Andrea Marechal Watson on some of the New Year’s most sensational shows

Andrea Marechal Watson on some of the New Year’s most sensational shows

The Brutalist grey walls of the Barbican will be transformed into a colourful Latin American fairground in this show – but it’s not an easy ride. Spanning 60 years of the work of the Colombian artist and educator Beatriz González (b. 1932), the visitor will be taken on a journey though the myriad media that she employs: beds, tables, trays, TVs boxes, curtains, painted backdrops and wallpaper, not to mention the paintings.

The exhibition opens with a selection of González’s earliest paintings, which abstracted works by artists such as Velázquez and Vermeer into bold and colourful forms. Her curiosity about how Western art had infiltrated Colombia led to a 12-metre long canvas after she had seen Manet’s famous work Le Dejeuner sur l’herbe in a shop window. She collected newspaper clippings reporting on violent conflict and loss. The Sisga Suicides (1965) reinterprets a newspaper photograph of a tragic story of a double suicide. In the face of the increasing love affair of her peers with abstraction, González remained defiantly figurative.

From 1970, González also started to work with found objects and flea market furniture finds, and switched from working with oil on canvas to enamelling anything she could somehow transform – a coat rack becomes a sculptural object, its mirror replaced with González’s version of the Mona Lisa. The 1980s saw a shift in tone as González responded to the violence in Colombia precipitated by the drugs wars and a corrupt government. She begins collaging news images of weeping women into surreal scenes rendered in sickly greens and yellows.

González repeatedly addresses the recurring violence in Colombia, its colonial legacy and its thousands of lost and displaced people. 

The final work in the exhibition, A Posteriori references her site-specific intervention at the Central Cemetery in Bogotá where in 8,965 niches victims of the conflict – many anonymous – are now remembered.

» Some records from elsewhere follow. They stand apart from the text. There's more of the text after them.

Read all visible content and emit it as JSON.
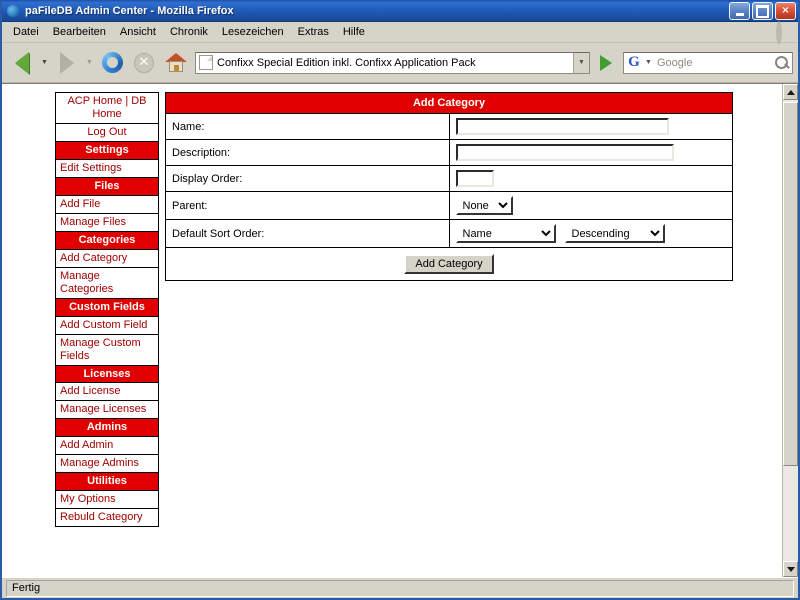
{
  "window": {
    "title": "paFileDB Admin Center - Mozilla Firefox",
    "minimize_label": "",
    "maximize_label": "",
    "close_label": "×"
  },
  "menubar": {
    "items": [
      {
        "label": "Datei"
      },
      {
        "label": "Bearbeiten"
      },
      {
        "label": "Ansicht"
      },
      {
        "label": "Chronik"
      },
      {
        "label": "Lesezeichen"
      },
      {
        "label": "Extras"
      },
      {
        "label": "Hilfe"
      }
    ]
  },
  "toolbar": {
    "back_title": "Zurück",
    "forward_title": "Vor",
    "reload_title": "Neu laden",
    "stop_title": "Stopp",
    "stop_glyph": "✕",
    "home_title": "Startseite",
    "url_value": "Confixx Special Edition inkl. Confixx Application Pack",
    "url_dropdown_glyph": "▼",
    "go_title": "Gehe zu",
    "search_engine": "G",
    "search_dropdown_glyph": "▼",
    "search_placeholder": "Google"
  },
  "sidebar": {
    "items": [
      {
        "label": "ACP Home | DB Home",
        "type": "link",
        "align": "center"
      },
      {
        "label": "Log Out",
        "type": "link",
        "align": "center"
      },
      {
        "label": "Settings",
        "type": "header"
      },
      {
        "label": "Edit Settings",
        "type": "link",
        "align": "left"
      },
      {
        "label": "Files",
        "type": "header"
      },
      {
        "label": "Add File",
        "type": "link",
        "align": "left"
      },
      {
        "label": "Manage Files",
        "type": "link",
        "align": "left"
      },
      {
        "label": "Categories",
        "type": "header"
      },
      {
        "label": "Add Category",
        "type": "link",
        "align": "left"
      },
      {
        "label": "Manage Categories",
        "type": "link",
        "align": "left"
      },
      {
        "label": "Custom Fields",
        "type": "header"
      },
      {
        "label": "Add Custom Field",
        "type": "link",
        "align": "left"
      },
      {
        "label": "Manage Custom Fields",
        "type": "link",
        "align": "left"
      },
      {
        "label": "Licenses",
        "type": "header"
      },
      {
        "label": "Add License",
        "type": "link",
        "align": "left"
      },
      {
        "label": "Manage Licenses",
        "type": "link",
        "align": "left"
      },
      {
        "label": "Admins",
        "type": "header"
      },
      {
        "label": "Add Admin",
        "type": "link",
        "align": "left"
      },
      {
        "label": "Manage Admins",
        "type": "link",
        "align": "left"
      },
      {
        "label": "Utilities",
        "type": "header"
      },
      {
        "label": "My Options",
        "type": "link",
        "align": "left"
      },
      {
        "label": "Rebuld Category",
        "type": "link",
        "align": "left"
      }
    ]
  },
  "form": {
    "heading": "Add Category",
    "rows": {
      "name_label": "Name:",
      "name_value": "",
      "description_label": "Description:",
      "description_value": "",
      "display_order_label": "Display Order:",
      "display_order_value": "",
      "parent_label": "Parent:",
      "parent_value": "None",
      "sort_label": "Default Sort Order:",
      "sort_field_value": "Name",
      "sort_dir_value": "Descending"
    },
    "submit_label": "Add Category"
  },
  "scrollbar": {
    "up_glyph": "",
    "down_glyph": ""
  },
  "statusbar": {
    "text": "Fertig"
  },
  "colors": {
    "accent_red": "#e00000",
    "link_red": "#a00000",
    "chrome_grey": "#d6d3c8",
    "title_blue": "#1c50a8"
  }
}
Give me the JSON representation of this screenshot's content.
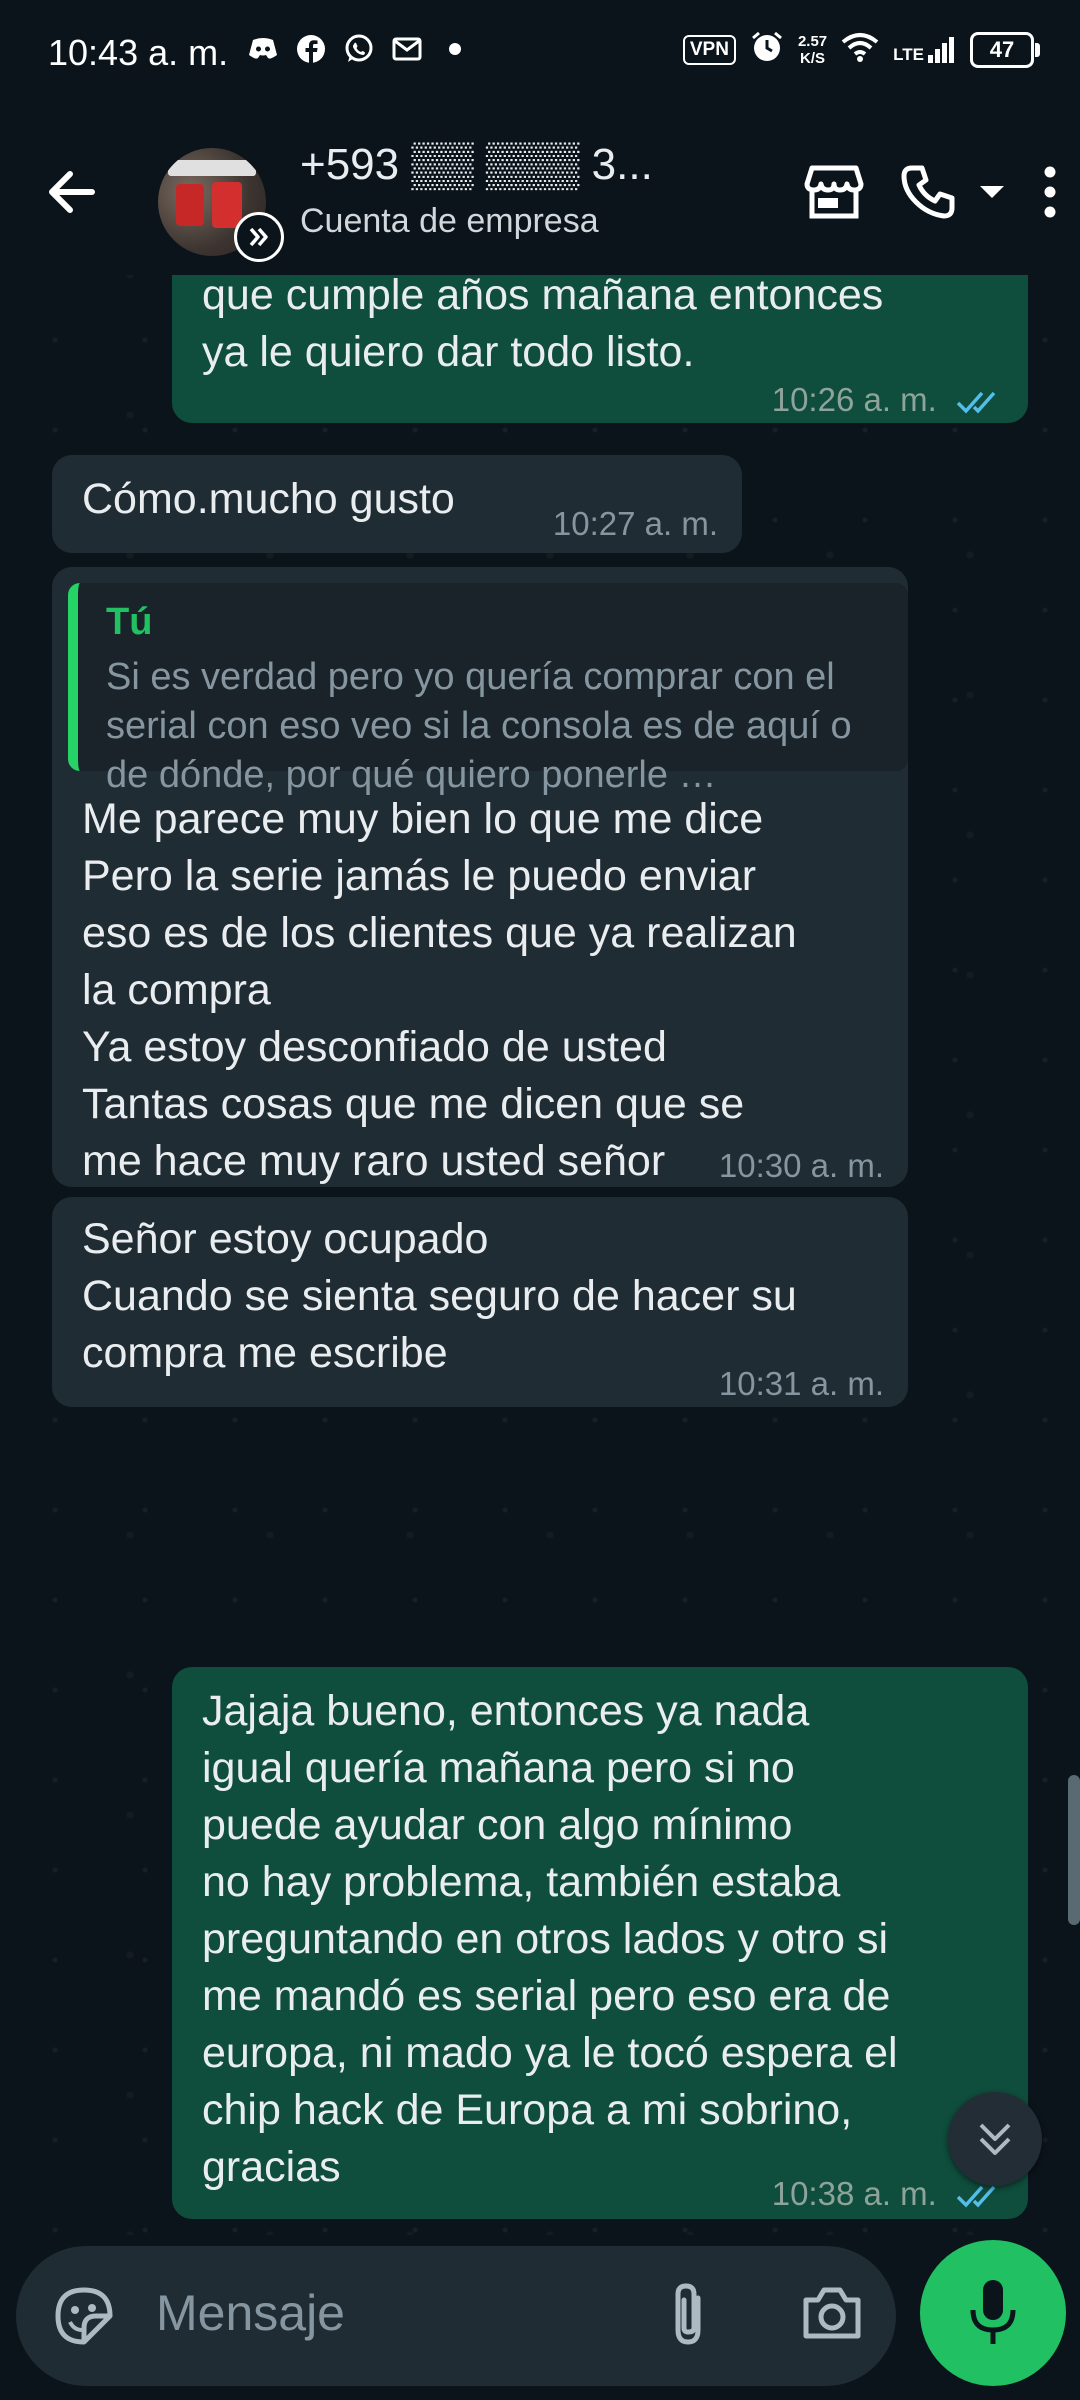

25th February to 10th May at the Barbican Gallery, London, UK |  www.barbican.org.uk

William Nicholson

Pallant House, the charming gallery located in the famous cathedral town of Chichester, has just announced its programme for 2026 including British Landscapes: A Sense of Place which explores works from 1910 to 1970 and will showcase works by Ivon Hitchens, Graham Sutherland, Eric Ravilious and Paul Nash among other greats.

Currently on show there is a slightly lesser known but nevertheless important British painter, William Nicholson (1872-1949). The first major presentation of Nicholson’s work since 2004, it looks at his career and the versatility of his artistic vision. The exhibition considers his spectacular output, from his acclaimed prints and book illustrations to his sensitive portraits, still life and landscapes, Nicholson’s paintings feature dazzling brushwork and exquisite colours that speak of his delight in the observation of his subjects. Visitors will discover how his art responded to the shifting politics and society of his day – from the upheaval of the First World War to his close ties to London’s theatre scene.

Until 10th May at Pallant House Gallery, Chichester, West Sussex, UK  |  www.pallant.org.uk

Niki de Saint Phalle and Jean Tinguely: Myths & Machines

The giant resin sculptures of prancing ladies that greet the visitor to Hauser & Wirth’s Somerset galley look for all the world like a new commission. But no, these frolicking females in their brightly coloured mosaic bathing suits date back to the 1960s. They are the work of Niki de Saint Phalle who shares this new exhibition with her much better-known partner the Swiss sculptor Jean Tinguely.

No two artists could be more different. In contrast to Saint Phalle’s giant dancing girls and golden altarpieces, Tinguely’s kinetic sculptures look a bit weary. Made from odds and ends of (often recycled) metal, they seem to have had their day not only as useful tools but as art experiences. They are too old now to be set in motion other than very briefly, which was originally part of their appeal.

The exhibition also features unseen works on paper and art decor by Saint Phalle and three of her famous “shooting paintings”. She made these by firing a rifle at bags of paint pinned to a wooden or plaster surface resulting in a form of drip painting. These do ‘work’, unlike the kinetic sculptures.

Saint Phalle rather steals the show with works that are a great deal more entertaining than Tinguely’s broken down contraptions.